Они знали друг друга давным-давно, еще с той поры, когда две робкие сестрички жили в Елагином доме под присмотром суровой тетушки, и сейчас княгиня обняла крестьянина и сказала, глядя влажными глазами в его доброе бородатое лицо:
— Здравствуй, Силуян, милый. Спасибо на добром слове, только…
— Не перечьте, ваше сиятельство, — сурово возразил Силуян. — Ведь все село наше обложено, все дороги перекрыты. Попадутся ваши птенцы в лапы хищные — не помилуют их злодеи, даром что пред ними дети малые. А у меня в дому есть под сеновалом тайничок. Тесноват, конечно, для четверых будет, да куда ж деваться? Переждете там малое время, день ли, другой, а уж мы с бабою моей найдем способ, как вас вывезти из села, в бочках ли пустых (я ж бондарь), под сеном ли, а то в кузовах. Ну, будет день, будет и пища, а пока собирайтесь, не медлите!
Княгиня стиснула тонкими пальцами его большую грубую ладонь:
— Спаси детей моих — и я за тебя век Бога буду молить. Уводи же их поскорее! — Она подтолкнула к Силуяну наспех одетых сына и дочь и, резко вскинув руку, остановила вопрос, готовый вырваться у всех разом: — А я с Лисонькою останусь.
И никто слова против не вымолвил, хотя затрепетало каждое сердце. И взрослым, и малым было ясно: княгиня не могла бросить на произвол судьбы прикованную к постели сестру, вдобавок с новорожденным младенцем. И дети молча приняли от матери крест и прощальный поцелуй, своей трагической торжественностью похожий более на последнее целование, — приняли без слез, возможно, впервые ощутив, что бывают в жизни такие мгновения, когда молчание звучит громче самых надрывных речей.
Дети вышли вслед за Силуяном в сопровождении Татьяны, и последнее, что услышала Маша, прежде чем за ними закрылись двери, был вопрос матушки, обращенный к Никитичу:
— Одного не пойму — кто же предупредил Аристова, что князь за ним явиться намерился? Кто сей презренный предатель?
И тут Машенька почувствовала, как задрожали пальцы Татьяны, сжавшие ее руку…
Мятежники пришли наутро, уже засветло. Елизавета смотрела сверху, из окна Лисонькиной светелки, на толпу, входящую в ворота барской усадьбы сперва робко, подбадривая себя криками, — и ощущала даже некое облегчение оттого, что наконец-то окончилась эта ночь, это тягостное ожидание неминуемой смерти.
Топот и крики разносились по дому.

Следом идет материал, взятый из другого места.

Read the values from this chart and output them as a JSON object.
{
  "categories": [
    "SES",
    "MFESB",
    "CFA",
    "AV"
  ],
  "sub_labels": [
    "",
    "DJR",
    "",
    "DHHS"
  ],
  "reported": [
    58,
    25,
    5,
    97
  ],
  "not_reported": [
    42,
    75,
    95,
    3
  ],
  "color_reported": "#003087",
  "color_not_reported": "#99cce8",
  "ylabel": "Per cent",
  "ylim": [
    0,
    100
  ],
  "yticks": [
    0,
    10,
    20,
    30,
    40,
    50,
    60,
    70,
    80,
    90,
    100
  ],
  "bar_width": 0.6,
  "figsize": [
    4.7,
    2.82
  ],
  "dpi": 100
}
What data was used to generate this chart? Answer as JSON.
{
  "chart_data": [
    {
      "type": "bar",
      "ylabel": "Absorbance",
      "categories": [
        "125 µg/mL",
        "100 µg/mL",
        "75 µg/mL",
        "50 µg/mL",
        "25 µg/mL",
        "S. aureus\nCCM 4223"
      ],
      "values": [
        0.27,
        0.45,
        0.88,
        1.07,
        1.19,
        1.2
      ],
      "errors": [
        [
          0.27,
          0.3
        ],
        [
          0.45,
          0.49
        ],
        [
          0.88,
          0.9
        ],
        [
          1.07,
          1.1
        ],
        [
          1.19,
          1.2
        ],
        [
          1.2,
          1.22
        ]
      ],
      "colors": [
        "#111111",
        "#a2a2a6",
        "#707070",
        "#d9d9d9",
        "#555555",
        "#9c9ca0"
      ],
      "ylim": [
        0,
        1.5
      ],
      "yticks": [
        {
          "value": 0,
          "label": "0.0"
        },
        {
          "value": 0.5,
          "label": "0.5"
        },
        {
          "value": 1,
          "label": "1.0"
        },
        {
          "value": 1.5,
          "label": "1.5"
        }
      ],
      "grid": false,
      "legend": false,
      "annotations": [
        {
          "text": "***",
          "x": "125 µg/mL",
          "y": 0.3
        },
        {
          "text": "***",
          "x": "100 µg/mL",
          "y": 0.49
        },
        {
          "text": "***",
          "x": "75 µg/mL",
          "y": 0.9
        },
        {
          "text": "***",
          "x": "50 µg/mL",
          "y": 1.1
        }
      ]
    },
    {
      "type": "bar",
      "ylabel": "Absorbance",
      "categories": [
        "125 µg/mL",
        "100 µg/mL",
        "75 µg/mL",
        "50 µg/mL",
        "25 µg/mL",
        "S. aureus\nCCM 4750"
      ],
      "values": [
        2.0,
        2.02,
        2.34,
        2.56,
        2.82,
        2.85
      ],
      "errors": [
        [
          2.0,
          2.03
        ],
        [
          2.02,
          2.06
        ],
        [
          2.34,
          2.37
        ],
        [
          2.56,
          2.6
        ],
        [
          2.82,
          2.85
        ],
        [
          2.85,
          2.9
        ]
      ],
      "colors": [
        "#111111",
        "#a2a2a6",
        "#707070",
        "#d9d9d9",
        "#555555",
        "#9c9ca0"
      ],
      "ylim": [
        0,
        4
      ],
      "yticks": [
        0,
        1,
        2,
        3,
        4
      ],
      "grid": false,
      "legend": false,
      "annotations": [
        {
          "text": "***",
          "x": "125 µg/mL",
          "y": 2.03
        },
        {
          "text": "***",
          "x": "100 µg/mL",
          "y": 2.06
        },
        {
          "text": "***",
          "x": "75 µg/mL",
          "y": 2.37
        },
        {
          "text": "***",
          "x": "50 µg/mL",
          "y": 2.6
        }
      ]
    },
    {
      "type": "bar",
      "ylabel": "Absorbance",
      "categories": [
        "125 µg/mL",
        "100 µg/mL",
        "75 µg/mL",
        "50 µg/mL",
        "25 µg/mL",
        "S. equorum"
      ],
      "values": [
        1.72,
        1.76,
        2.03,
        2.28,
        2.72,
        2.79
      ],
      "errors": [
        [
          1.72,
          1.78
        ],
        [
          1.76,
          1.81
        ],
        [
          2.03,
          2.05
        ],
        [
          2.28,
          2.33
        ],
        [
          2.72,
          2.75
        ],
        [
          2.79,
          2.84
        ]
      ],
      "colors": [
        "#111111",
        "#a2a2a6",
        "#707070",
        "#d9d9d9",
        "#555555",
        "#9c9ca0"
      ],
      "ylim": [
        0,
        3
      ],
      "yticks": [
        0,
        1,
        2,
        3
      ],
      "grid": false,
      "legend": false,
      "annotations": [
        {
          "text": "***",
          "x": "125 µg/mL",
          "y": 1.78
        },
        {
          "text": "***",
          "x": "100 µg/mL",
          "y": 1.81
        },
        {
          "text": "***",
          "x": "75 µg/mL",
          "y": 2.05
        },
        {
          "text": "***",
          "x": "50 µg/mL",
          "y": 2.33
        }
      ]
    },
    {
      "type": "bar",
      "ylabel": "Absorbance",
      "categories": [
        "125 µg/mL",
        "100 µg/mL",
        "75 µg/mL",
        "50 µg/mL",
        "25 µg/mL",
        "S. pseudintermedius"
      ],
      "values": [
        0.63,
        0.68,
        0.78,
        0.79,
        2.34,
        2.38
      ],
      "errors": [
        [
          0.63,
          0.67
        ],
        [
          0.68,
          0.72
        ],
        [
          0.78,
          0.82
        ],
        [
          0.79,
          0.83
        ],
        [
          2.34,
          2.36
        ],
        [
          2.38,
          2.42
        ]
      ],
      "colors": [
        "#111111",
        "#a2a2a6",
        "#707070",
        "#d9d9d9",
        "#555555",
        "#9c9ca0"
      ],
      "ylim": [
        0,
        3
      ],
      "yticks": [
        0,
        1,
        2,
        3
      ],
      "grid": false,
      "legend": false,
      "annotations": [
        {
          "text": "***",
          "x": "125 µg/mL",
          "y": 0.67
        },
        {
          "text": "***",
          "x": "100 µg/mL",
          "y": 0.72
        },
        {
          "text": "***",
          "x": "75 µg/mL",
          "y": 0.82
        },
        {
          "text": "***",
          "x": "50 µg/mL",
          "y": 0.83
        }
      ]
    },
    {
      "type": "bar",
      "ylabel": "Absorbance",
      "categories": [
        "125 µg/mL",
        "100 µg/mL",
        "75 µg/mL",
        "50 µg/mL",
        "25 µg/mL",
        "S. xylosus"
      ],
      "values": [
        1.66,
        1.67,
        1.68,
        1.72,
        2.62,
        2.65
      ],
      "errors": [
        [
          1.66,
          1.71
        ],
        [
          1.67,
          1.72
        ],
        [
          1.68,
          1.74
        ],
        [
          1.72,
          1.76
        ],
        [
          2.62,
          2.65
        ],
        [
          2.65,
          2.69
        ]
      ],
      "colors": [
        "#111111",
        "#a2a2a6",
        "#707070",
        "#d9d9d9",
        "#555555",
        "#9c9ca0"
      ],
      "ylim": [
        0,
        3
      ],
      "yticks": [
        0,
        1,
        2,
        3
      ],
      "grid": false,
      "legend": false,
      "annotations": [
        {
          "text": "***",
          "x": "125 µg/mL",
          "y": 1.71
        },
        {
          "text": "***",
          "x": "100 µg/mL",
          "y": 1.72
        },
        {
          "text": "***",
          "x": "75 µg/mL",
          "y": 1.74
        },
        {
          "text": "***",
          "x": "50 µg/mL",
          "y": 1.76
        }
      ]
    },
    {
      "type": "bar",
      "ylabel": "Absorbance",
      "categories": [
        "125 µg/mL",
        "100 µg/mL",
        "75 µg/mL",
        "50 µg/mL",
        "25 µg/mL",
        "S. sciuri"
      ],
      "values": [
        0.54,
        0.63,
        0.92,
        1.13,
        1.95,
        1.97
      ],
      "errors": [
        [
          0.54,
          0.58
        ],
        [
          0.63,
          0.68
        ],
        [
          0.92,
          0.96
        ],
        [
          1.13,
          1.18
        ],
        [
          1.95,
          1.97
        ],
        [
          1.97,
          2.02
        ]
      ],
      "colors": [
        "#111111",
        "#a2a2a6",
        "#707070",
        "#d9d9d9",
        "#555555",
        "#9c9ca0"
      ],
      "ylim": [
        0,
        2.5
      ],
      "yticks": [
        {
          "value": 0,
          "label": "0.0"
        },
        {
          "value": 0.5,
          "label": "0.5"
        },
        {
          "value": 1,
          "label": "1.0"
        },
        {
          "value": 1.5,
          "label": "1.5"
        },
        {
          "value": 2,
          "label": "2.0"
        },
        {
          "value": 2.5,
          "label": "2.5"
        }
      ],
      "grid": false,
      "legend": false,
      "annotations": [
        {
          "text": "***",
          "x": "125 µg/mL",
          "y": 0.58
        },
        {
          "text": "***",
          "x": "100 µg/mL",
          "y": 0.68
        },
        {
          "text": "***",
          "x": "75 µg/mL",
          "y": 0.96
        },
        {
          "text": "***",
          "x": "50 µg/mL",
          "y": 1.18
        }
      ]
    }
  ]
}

Уже слышался шум опрокинутой мебели, звон разбитой посуды, уже что-то волокли по ступенькам, уже доносились со двора отчаянные, протестующие крики Никитича, пытавшегося отстоять барское добро, когда в залу наконец просунулась конопатая физиономия молодого мужика с вытаращенными от возбуждения глазами. Впрочем, завидев спокойно сидящую на шелковом диванчике нарядную барыню, он сдернул было шапчонку, поклонился по привычке в пояс — да, спохватившись, скрылся за дверью с криком:
— Илья Степанович! Погляди, какая цаца тут сидит!
Сердце Елизаветы глухо стукнуло в горле. Она стянула кружевную шаль на груди.

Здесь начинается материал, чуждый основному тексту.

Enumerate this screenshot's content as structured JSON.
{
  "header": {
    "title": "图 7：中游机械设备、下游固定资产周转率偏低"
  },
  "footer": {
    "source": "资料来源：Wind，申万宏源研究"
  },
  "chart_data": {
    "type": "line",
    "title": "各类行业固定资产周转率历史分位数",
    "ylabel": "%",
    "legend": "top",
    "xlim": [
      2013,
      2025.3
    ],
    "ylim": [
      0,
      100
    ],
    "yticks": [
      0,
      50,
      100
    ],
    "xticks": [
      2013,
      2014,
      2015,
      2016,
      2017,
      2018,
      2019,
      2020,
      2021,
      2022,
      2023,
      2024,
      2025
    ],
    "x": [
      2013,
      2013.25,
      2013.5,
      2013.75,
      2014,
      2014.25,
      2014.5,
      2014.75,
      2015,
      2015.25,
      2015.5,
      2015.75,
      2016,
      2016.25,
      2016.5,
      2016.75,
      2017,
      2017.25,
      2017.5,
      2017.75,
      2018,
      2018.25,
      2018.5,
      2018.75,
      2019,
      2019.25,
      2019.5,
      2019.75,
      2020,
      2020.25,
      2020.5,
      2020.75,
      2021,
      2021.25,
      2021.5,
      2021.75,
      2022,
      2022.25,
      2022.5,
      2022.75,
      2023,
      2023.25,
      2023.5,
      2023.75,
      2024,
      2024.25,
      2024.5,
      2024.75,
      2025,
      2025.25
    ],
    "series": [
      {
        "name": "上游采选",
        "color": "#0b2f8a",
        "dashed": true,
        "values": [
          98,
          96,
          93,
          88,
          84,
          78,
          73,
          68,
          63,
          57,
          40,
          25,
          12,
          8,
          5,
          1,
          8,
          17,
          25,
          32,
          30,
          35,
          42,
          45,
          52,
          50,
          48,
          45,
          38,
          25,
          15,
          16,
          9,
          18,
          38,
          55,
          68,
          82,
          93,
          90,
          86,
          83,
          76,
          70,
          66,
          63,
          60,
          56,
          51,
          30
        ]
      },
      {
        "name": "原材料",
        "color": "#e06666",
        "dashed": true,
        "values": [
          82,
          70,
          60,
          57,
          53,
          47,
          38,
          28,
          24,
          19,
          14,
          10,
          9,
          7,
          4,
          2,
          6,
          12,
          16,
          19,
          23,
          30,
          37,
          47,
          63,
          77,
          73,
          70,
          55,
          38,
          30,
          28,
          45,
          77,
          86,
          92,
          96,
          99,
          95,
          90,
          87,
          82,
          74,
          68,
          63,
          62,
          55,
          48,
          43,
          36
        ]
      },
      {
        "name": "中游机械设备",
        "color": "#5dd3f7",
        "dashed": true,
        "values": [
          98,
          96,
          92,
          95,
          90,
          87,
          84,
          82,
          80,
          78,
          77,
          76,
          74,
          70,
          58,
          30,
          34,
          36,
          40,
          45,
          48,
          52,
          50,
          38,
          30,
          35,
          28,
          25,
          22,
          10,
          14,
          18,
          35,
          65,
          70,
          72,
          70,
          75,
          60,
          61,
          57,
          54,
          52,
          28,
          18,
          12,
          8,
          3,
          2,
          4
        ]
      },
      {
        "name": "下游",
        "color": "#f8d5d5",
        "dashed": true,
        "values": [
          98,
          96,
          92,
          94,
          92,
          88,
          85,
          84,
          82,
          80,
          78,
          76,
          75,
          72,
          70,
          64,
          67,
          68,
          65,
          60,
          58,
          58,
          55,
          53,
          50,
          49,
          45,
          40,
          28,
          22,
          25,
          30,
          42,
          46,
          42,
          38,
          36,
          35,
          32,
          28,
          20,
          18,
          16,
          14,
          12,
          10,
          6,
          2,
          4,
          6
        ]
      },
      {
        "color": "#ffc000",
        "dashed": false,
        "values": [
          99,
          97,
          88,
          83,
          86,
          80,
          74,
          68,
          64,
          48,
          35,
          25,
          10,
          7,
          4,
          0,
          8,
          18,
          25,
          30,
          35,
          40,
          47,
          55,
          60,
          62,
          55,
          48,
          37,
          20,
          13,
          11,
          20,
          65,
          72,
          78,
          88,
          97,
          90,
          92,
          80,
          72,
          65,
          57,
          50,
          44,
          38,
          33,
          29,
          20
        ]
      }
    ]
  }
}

И тут дверь снова отворилась, и вошел уже другой человек.
Был он среднего роста, с лицом как бы комковатым, неровным, но при этом смышленым и быстроглазым. Был он острижен в кружок, как водилось у пугачевцев. Однако к его круглой голове был привязан капустный лист, и при виде этого знака жесточайшего похмелья страх Елизаветы сменился брезгливостью. О Господи, она читала молитвы, дабы оберечься от этого человека, будто от беса, а перед нею — обычный пьянчужка!

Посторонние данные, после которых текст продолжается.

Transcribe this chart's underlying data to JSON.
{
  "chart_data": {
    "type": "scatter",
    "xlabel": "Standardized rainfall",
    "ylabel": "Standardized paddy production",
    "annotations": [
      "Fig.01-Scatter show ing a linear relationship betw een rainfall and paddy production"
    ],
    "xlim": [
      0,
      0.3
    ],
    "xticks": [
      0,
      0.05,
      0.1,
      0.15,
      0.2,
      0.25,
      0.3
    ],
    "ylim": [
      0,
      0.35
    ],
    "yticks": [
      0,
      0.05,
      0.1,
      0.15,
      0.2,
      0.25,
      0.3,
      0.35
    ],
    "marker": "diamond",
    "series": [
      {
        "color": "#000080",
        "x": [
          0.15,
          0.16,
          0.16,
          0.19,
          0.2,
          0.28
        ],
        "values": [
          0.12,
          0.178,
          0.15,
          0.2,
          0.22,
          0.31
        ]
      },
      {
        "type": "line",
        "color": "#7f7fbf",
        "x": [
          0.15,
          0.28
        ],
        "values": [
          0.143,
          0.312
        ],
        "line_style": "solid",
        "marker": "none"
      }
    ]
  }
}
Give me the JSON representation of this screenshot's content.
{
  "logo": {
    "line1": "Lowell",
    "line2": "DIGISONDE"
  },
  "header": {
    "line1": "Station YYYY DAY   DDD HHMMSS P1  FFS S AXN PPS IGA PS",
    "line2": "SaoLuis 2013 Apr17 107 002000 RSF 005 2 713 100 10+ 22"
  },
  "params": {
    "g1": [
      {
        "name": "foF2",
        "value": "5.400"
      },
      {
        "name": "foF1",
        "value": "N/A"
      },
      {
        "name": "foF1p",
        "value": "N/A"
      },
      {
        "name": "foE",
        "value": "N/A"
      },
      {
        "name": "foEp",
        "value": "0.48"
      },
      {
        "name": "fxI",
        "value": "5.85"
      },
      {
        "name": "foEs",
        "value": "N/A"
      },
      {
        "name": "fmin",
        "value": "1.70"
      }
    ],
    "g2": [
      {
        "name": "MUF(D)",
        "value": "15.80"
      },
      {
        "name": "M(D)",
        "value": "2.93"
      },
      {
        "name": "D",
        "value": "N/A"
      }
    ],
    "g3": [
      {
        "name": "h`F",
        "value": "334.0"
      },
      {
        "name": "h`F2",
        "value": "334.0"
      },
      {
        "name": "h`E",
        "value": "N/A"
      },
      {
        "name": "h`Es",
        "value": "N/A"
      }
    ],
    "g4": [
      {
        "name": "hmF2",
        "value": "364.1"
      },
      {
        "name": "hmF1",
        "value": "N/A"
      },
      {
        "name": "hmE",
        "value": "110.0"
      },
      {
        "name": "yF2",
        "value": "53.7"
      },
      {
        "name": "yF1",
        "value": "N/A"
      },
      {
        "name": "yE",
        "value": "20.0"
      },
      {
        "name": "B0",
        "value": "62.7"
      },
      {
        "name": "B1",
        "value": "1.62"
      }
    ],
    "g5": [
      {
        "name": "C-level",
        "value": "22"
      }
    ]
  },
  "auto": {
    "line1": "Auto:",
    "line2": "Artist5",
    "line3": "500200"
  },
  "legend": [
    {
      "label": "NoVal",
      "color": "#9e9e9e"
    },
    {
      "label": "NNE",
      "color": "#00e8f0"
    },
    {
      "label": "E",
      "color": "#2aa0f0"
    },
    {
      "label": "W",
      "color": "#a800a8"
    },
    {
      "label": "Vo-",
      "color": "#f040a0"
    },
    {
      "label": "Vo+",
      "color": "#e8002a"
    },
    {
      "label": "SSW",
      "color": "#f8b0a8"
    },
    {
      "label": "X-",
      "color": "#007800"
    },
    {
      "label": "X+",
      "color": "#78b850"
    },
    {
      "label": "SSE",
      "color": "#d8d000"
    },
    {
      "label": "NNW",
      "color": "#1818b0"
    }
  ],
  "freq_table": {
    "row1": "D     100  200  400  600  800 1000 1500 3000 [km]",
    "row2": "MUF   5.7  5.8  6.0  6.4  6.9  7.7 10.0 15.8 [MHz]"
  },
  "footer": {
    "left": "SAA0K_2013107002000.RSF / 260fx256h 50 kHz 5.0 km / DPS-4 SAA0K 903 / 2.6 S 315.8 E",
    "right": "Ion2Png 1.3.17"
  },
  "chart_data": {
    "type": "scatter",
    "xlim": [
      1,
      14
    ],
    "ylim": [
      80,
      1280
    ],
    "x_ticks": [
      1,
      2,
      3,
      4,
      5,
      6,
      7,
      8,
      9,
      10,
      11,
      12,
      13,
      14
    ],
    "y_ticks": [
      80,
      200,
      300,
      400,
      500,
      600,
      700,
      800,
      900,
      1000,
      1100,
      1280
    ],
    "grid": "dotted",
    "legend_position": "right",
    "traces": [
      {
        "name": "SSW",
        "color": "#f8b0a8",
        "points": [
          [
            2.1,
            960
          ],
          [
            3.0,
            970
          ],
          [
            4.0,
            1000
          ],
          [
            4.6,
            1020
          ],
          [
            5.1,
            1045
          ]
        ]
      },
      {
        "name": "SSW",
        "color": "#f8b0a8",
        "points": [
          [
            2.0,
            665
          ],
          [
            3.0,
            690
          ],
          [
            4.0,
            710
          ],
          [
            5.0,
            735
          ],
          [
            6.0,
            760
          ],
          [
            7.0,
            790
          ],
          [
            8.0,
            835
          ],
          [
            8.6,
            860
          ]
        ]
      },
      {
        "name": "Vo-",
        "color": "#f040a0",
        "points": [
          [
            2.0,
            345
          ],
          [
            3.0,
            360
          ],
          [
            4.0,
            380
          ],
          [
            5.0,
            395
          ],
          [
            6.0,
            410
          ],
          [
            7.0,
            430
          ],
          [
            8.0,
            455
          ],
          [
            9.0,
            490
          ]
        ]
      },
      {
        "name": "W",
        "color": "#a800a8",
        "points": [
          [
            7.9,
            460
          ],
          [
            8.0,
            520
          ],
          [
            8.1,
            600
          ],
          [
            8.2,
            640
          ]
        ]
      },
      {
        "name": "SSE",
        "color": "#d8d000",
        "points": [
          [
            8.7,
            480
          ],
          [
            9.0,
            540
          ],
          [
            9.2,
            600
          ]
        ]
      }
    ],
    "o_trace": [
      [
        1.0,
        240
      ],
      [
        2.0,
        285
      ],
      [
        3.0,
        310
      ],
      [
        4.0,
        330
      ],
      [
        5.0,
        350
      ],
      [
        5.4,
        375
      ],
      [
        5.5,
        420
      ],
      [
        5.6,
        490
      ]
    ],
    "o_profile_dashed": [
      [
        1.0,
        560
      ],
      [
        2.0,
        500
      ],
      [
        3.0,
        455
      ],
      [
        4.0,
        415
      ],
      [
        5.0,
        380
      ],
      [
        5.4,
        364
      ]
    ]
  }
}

Елизавета равнодушно глянула в небольшие карие глаза незнакомца — впрочем, она не сомневалась, что перед нею сам Аристов! — и приподняла брови:
— Что вам угодно, сударь?
Он мягко, неслышно приближался в своих черных плисовых сапогах, приближался чуть улыбаясь:
— Наслышан о вас премного, ваше сиятельство, но такой чудной красоты зреть не чаял!